The question arises from the case Bullard v. Hyde Park Savings Bank, in which the 1st Circuit held a bankruptcy court's order denying confirmation of the repayment plan was a final judgment, and therefore not appealable.

Petitioner Louis Bullard is the owner of a property in Randolph, Mass., on which the respondent, Hyde Park Savings Bank, holds a $387,000 mortgage.

On December 14, 2010, Bullard filed a voluntary petition for Chapter 13 bankruptcy, and over the next two years, he amended his filing three times, adding, finally, a proposed "hybrid" repayment scheme, which divided his debt into a secured claim, backed by the property, and an unsecured claim. Both of these were to be repaid over a five-year term.
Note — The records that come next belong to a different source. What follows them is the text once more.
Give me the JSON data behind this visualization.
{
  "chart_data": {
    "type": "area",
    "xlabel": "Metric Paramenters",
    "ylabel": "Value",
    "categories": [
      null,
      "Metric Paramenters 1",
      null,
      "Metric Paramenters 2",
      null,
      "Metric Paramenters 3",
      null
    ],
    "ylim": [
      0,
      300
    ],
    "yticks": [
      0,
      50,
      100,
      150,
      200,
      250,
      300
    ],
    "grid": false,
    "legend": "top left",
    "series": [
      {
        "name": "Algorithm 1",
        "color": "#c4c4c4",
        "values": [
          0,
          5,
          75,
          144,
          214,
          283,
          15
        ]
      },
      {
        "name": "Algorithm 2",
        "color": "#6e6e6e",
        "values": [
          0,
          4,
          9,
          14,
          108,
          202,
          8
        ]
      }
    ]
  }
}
On July 24, 2012, the bankruptcy court rejected the plan because it viewed Bullard's proposal as inconsistent with certain provisions of the Bankruptcy Code. On appeal, a bankruptcy appellate panel affirmed.

Bullard, however, was undeterred, particularly in light of a split among the circuits on the question of appeal ability in cases like his -- "A long line of decisions [that] has established that finality in bankruptcy is a broader concept than finality in ordinary civil litigation."

In his writ of certiorari, Bullard argued that orders denying confirmation of a given repayment plan should be appealable because they " ... resolve a discrete dispute the frequently is decisive for the balance of the bankruptcy case.

"The debtor should not have to engage in a cumbersome and doubtful procedural maneuver to obtain appellate review of a plan denial," he continued. "Such a requirement places an unjustifiable hurdle in the paths of debtors and nay effectively preclude their ability to obtain any review of meritorious claims."

Hyde Park Savings Bank also filed a writ of certiorari, stating that the "question presented herein is critical to the administration of bankruptcy proceedings in both the business and consumer context as corporate Chapter 11 plans are also implicated by this question."

It adds, "In the event that the Court grants the Petitioner's request for certiorari, the Court should resolve this critical question by affirming the decision of the First Circuit and the majority of other circuits that have considered this question."